Em contato com a reportagem do ge, Mauro Azevedo disse que Mateusinho nega veementemente as acusações e que não sabe como seu nome foi citado no esquema.

Além disso, o jogador teria sido pego de surpresa com a abordagem do Grupo de Atuação Especial de Repressão ao Crime Organizado (Gaeco) de Mato Grosso, que cumpriu mandado de busca e apreensão na casa do atleta na manhã de terça-feira.

O empresário também garantiu que Mateusinho desconhece qualquer valor mencionado nas investigações e que não recebeu nenhuma quantia em dinheiro. Ele declarou que o lateral tem total desconhecimento acerca do mercado de apostas esportivas.

Por fim, o agente confirmou que o jogador está apto a colaborar com as investigações e espera que o equívoco – como ele chamou – seja esclarecido o mais rápido possível. Afirmou ainda que o Cuiabá está dando total apoio ao atleta.
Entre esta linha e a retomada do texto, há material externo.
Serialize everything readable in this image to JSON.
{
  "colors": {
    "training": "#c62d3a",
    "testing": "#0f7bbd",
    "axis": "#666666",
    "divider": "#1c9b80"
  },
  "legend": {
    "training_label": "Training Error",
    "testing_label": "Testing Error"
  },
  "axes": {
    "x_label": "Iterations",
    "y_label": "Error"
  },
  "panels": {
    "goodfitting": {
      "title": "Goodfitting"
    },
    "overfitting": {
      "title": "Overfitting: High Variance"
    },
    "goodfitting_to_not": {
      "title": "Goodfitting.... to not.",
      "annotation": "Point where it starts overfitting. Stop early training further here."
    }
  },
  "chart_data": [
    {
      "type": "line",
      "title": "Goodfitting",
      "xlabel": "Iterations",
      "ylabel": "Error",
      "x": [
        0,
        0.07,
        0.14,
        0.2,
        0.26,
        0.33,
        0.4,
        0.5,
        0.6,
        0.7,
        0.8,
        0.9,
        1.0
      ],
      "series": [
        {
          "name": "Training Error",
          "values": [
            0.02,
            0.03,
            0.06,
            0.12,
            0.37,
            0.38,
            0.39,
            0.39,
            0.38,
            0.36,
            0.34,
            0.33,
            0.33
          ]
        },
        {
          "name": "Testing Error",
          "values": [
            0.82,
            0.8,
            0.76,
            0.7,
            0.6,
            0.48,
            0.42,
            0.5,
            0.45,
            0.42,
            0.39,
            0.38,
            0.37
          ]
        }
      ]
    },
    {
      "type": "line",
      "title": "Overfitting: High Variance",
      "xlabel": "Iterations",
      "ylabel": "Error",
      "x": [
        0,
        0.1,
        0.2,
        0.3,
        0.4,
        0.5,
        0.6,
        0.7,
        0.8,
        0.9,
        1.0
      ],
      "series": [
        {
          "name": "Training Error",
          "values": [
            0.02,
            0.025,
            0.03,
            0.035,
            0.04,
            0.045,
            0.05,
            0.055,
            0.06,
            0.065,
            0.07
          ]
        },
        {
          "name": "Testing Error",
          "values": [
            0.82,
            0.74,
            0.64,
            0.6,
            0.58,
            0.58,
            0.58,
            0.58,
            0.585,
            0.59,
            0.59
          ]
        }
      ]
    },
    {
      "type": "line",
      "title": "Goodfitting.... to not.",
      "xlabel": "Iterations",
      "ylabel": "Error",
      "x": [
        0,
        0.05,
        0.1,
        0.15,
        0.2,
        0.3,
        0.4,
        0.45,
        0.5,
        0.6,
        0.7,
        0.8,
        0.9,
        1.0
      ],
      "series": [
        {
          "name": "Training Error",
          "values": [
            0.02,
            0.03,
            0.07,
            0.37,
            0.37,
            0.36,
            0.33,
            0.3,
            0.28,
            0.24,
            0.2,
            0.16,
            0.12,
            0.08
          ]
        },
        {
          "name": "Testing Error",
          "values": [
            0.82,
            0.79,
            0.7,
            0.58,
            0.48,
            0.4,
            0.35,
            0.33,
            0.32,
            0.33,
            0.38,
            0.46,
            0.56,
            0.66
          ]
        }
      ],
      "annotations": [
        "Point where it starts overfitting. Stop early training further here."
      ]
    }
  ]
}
Mateusinho treinou normalmente durante a semana e, segundo o empresário, embarcou com a equipe para o duelo contra o Nova Mutum, nesta quinta-feira, pelo Campeonato Mato-grossense, fora de casa.

Entenda o caso

O Ministério Público de Goiás fez operação, denominada “Penalidade Máxima”, na terça-feira para investigar um grupo especializado em fraudar resultados de jogos da Série B do Campeonato Brasileiro. O objetivo era influenciar apostas esportivas de altos valores.

Segundo o MP, há indícios de que o grupo atuou em pelo menos três jogos da Série B no final de 2022: Vila Nova x Sport, Criciúma x Tombense e Sampaio Corrêa x Londrina, todos pela rodada final da competição. Os investigados teriam movimentando mais de R$ 600 mil.

Mateusinho defendia o Sampaio Corrêa na época e cometeu pênalti na vitória do time maranhense por 2 a 1 contra o Londrina (vídeo acima). Os representantes e advogados do jogador entendem que a infração foi um “lance casual de jogo” e não justifica a acusação.

A investigação apontou que o grupo convencia atletas a manipular resultados nas partidas por meio de ações, como fazer pênalti no primeiro tempo dos jogos, entre outras táticas. Em troca, os jogadores receberiam parte dos prêmios de apostas feitas. A estimativa é que cada envolvido tenha recebido R$ 150 mil por aposta.